Making the Case

In environmentally conscious moves, studios are rolling out eco-friendly DVD covers

 
With more than 1.4 billion DVDs shipped in 2008 alone, according to trade association Digital Entertainment Group, home entertainment companies have been doing their share to reduce packaging materials and make the production process more eco-friendly.

Starting with its "Paul Blart: Mall Cop," Sony will introduce an eco-friendly ultralight DVD case for its single-disc release due May 19. The new packaging is designed to use about 20% less plastic than a standard DVD encasing, Sony Pictures Home Entertainment says. The move will reduce the DVD case carbon footprint by 20%.
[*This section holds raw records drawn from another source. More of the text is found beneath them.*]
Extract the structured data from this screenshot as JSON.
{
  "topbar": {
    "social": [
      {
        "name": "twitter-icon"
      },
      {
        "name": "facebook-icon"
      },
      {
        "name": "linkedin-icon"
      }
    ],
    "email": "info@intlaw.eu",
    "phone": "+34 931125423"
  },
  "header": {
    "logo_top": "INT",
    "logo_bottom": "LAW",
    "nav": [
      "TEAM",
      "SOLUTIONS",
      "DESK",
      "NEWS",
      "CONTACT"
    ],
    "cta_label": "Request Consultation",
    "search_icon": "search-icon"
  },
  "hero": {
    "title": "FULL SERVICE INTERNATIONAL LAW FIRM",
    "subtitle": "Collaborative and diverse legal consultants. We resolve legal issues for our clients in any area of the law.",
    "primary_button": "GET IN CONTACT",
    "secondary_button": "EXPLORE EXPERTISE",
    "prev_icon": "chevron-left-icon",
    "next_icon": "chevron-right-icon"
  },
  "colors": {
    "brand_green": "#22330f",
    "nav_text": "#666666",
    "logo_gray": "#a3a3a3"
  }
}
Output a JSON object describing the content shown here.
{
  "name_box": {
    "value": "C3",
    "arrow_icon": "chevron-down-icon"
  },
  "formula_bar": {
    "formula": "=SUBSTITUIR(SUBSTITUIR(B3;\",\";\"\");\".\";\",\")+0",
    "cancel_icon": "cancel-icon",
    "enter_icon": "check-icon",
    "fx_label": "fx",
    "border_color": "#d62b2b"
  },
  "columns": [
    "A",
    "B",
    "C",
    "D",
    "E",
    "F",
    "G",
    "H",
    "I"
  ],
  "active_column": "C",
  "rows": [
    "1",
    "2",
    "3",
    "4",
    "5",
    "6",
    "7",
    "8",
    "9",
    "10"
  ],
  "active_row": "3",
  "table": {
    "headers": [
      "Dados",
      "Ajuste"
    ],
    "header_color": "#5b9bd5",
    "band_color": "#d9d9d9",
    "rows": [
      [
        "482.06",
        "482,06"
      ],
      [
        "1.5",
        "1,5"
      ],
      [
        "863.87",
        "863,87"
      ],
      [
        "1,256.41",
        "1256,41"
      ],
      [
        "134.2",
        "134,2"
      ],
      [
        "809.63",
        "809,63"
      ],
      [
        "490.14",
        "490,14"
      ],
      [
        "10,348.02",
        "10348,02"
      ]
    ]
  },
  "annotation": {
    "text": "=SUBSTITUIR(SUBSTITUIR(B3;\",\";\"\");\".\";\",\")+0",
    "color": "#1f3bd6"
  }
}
Sony will release "Paul Blart" with its eco-friendly packaging in Europe and Asia and continue to rollout eco-friendly initiatives on a global level, says Lexine Wong, the division's executive vp worldwide marketing.

"By utilizing a more eco-friendly packaging, launching with 'Paul Blart: Mall Cop,' we hope to eliminate an estimated 2 million pounds of annual carbon emissions in North America by the end of the year," she notes.

Wong adds that the "Blart" release "is a big event tentpole for us, and we felt like it was the right title because it has a family-friendly bent ... and we could actually introduce this eco-friendly, ultralight DVD case on this title and reach a lot of consumers and have our message out. It's not just the box that we're looking at for this particular release. We're eliminating the O-ring on the 'Paul Blart' release, which is another savings of 85 tons of material; we're looking at reducing the shrink wrap on the boxes by 20%; and the litho that the artwork is printed on is reduced, so it's kind of everything along the way."

Sony has been working on eco-friendly DVD casing for a couple years with the DEG and others in the industry, Wong says. "Everybody has had efforts going in terms of trying to figure out what we're doing. We're sharing best practices because it makes sense for the industry as a whole."

Other studios, meanwhile, have also started going green with their DVD products. A Disney spokesman notes that the company's "WALL-E" DVD was its first green packaging introduced to the market, adding that the company hopes to grow its green program.

"There are a number of consumer product companies like Sony that are moving in the direction of lower carbon content packaging," says Noel Perry, founder of Next10.org, an independent, nonpartisan group focused on the economy, environment and quality-of-life issues. "It's a win/win all around as packaging costs can be decreased significantly."

The move to go green with DVDs initially started with Fox and its Fox Home Entertainment unit, when the executive producers behind 2007's "Futurama: Bender's Big Score" wanted to reduce energy use and switch to renewable sources of power wherever possible.

"Matt Groening and I were eager from the beginning to make 'Bender's Big Score' carbon-neutral," says co-executive producer David X. Cohen. "The show's futuristic setting makes it a natural for environmental messages since we can show the impact of today's bone-headed decisions on the equally bone-headed people of the year 3000. Of course, we were also greatly inspired by Al Gore, who appeared as a guest on the DVD, and who had previously appeared in a 2002 'Futurama' episode focusing specifically on global warming."

At the time, Fox Home Entertainment had just completed its study of the carbon impacts of the production, manufacture and distribution of a DVD. "With that data and analysis as a foundation, we felt comfortable that we had a solid understanding of the real greenhouse gas impact of the DVD production and distribution process and were ready to start taking actions to reduce that impact," says Rachel Webber, director of energy initiatives at News Corp.

Released in November 2007, the DVD was a big score when it came to reducing total emissions, cutting its production to 229.9 tons of C02.

"FHE was and still is working very closely with the other studios on carbon mitigation strategies," Webber says. "The collaboration has already resulted in more than 20,000 tons of CO2 reduction through packaging changes made to the product."

As for "Paul Blart," Wong says there won't be any additional costs for the consumer on the packaging side. "There's been lots of tests in the market with different types of packaging that is very environmental but costs a ton to get to market because it's not automated and it requires other things, and sometimes that cost gets passed along to the consumer; and in these times that's not what we want to do."